1 Ekim 2012 Pazartesi

Dört yazı okuyup Karl Popper'i öğrenmek ister misiniz?

Popper, 1994'te öldü.
Karl Popper, bugün bilim felsefesine en önemli temeli sağlayan isim aslında ama onun kuvvetli eleştirilerine hedef olduğu halde bilimde kullanılmak zorunda olan tüme varımcı metotlar, günümüz bilim felsefesinin en önemli sorununu oluşturuyor.
Her sabah güneşin doğuyor olması, yarın sabah da doğacağının garantisi sayılamaz. Bu sorun, bilim felsefesi ve bilimin kendisi için taa David Hume zamanından beri cevaplanması gereken bir konu. Popper'ın da, ondan sonra gelenlerin de esaslı bir cevabı yok buna.

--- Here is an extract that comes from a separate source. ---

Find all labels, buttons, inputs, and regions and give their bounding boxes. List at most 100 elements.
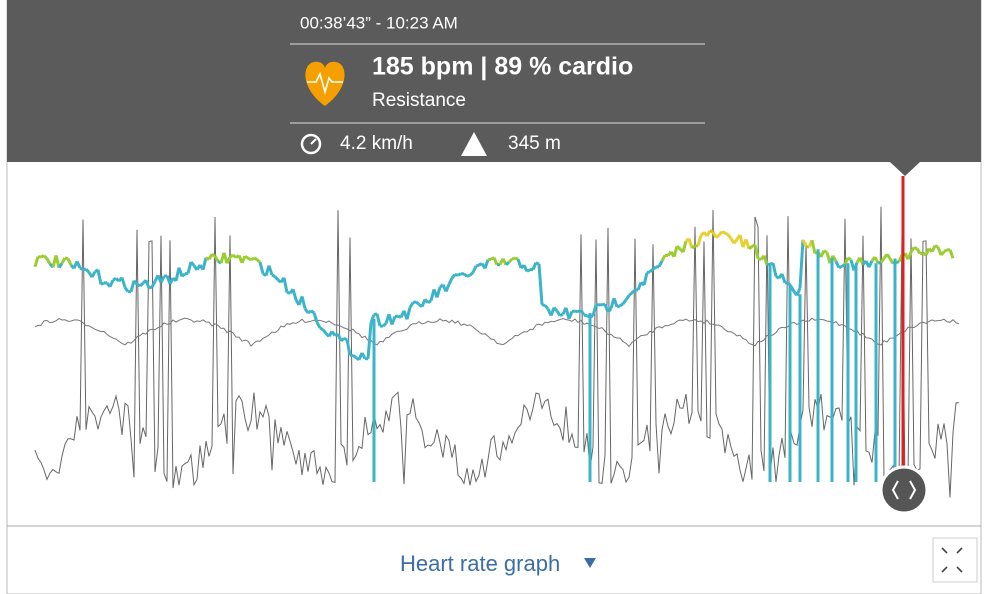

Liz Williams, The Guardian'ın web sitesindeki biyografisinden anladığım kadarıyla bir bilim kurgu yazarı. Bu arada Cambridge Üniversitesinden tarih ve bilim felsefesi doktoraları var. Ve elbette The Guardian'ın web sitesinde blog yazıyor.
İşte o Williams, blogdaki son dört yazısını 20. yüzyılın en fazla iz bırakan bilim felsefecisi olan Karl Popper'a ayırdı. Bence fena bir biçimde özetlememiş Popper'ın görüşlerini ve ona yönelik eleştirileri.
Birinci yazı, Popper'ın ampirisizmi reddi üzerine kurulu. Bu, tabii Popper'ın en temel görüşü. İkinci yazıda Popper'ın 'yanlışlanabilirlik' diye çevirebileceğimiz temel teorisinin önemli kısımları var. Üçüncü yazı, Popper'ın baş eseri diyebileceğimiz 'Açık Toplum ve Düşmanları'nın en siyasi kısmına yoğunlaşmış, Marksizm ve ona yönelik Popper'ın getirdiği eleştiriler. Ve okuduğum son yazı, Popper'ı eleştiren üç önemli bilim felsefecisi, Thomas Kuhn, Imre Lakatos ve Feyerabend anlatılıyor. 
İlginizi çektiyse okuyun derim bu yazıları.